2021.07.06

六月大歌舞伎 第三部『日蓮』観劇記vol.13 天野 喜孝さん

六月大歌舞伎 第三部『日蓮』観劇記第13回は画家、キャラクターデザイン、イラストレーター、装幀家、そして舞台美術や衣裳デザインも手がける天野喜孝さんです!


絶望から希望へと
相手の気持ちを高めていく
「カッコイイ」日蓮聖人


 波瀾万丈な日蓮聖人の生涯の中で、どのエピソードが描かれるのかと思いましたが、現代の我々にも共感できる、いいお芝居でした。

 日蓮聖人が賤女おどろに対して、相手の気持ちに寄り添いながら、生きる喜びや幸せを切々と説き、絶望から希望へと相手の気持ちを高めていく姿は、役者さんの力量もあるのでしょうが、人と人が気持ちを通わせる感動的なシーンでした。
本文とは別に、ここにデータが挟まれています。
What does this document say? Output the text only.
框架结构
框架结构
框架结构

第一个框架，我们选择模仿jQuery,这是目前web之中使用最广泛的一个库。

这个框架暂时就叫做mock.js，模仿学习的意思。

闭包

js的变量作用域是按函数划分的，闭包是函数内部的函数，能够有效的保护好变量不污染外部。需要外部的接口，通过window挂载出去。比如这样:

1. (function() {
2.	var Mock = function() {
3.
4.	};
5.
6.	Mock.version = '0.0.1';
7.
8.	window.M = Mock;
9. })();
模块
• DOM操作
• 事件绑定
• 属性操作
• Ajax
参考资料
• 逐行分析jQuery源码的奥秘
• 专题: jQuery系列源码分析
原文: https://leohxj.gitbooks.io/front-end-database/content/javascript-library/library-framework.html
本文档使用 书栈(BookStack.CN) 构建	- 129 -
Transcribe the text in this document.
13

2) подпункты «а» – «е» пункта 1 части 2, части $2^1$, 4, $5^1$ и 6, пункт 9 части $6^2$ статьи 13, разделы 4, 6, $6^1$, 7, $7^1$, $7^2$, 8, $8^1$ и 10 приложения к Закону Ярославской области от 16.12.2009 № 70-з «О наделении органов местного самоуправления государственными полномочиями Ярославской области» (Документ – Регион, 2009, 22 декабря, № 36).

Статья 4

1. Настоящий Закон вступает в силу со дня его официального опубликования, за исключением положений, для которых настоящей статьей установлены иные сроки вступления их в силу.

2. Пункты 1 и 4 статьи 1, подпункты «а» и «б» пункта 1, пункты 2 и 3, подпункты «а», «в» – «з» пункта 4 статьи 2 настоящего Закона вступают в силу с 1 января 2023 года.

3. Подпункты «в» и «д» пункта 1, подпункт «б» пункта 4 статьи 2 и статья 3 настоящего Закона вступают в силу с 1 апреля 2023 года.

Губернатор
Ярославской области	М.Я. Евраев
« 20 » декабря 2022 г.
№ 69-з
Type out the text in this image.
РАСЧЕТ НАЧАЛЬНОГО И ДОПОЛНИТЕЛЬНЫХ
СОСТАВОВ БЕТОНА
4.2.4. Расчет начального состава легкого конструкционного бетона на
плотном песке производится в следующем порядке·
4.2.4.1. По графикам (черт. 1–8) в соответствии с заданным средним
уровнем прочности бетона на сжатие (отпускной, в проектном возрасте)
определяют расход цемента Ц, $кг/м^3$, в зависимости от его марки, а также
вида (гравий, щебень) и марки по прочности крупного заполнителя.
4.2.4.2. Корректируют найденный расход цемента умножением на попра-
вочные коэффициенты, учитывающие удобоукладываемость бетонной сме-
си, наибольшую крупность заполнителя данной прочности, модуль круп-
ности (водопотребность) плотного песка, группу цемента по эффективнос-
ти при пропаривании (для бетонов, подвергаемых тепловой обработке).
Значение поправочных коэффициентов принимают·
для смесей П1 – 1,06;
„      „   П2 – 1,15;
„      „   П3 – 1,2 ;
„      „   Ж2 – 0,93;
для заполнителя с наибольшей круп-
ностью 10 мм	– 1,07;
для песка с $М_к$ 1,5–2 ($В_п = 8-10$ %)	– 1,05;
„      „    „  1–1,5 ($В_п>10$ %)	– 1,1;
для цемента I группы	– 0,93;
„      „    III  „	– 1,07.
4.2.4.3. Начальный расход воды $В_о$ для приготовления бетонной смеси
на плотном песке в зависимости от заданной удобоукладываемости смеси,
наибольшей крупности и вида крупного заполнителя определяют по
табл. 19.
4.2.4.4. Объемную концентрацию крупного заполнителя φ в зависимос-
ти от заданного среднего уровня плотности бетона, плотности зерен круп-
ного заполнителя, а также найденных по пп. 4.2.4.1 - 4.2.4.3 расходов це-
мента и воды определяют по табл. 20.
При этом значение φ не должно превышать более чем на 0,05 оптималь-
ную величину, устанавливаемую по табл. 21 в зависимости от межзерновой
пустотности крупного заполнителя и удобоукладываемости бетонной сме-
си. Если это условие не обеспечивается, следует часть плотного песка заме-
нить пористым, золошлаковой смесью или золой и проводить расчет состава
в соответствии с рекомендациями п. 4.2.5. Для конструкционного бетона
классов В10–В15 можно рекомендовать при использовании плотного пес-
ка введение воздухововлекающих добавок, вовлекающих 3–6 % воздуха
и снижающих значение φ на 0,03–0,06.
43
 市川猿之助さんは初めて生で拝見しましたが、演者としての凄みはもちろん、溌剌とした爽やかさもあり、見ていて気持ちのいい役者さんだと思いました。

 以前、私は歌舞伎座で舞台美術を担当したことがありますが、今回はオペラの舞台のような奥行きとモダンな雰囲気を感じました。そんな演出もあって、宗教劇と身構えることなく、現代の我々でも素直に楽しめました。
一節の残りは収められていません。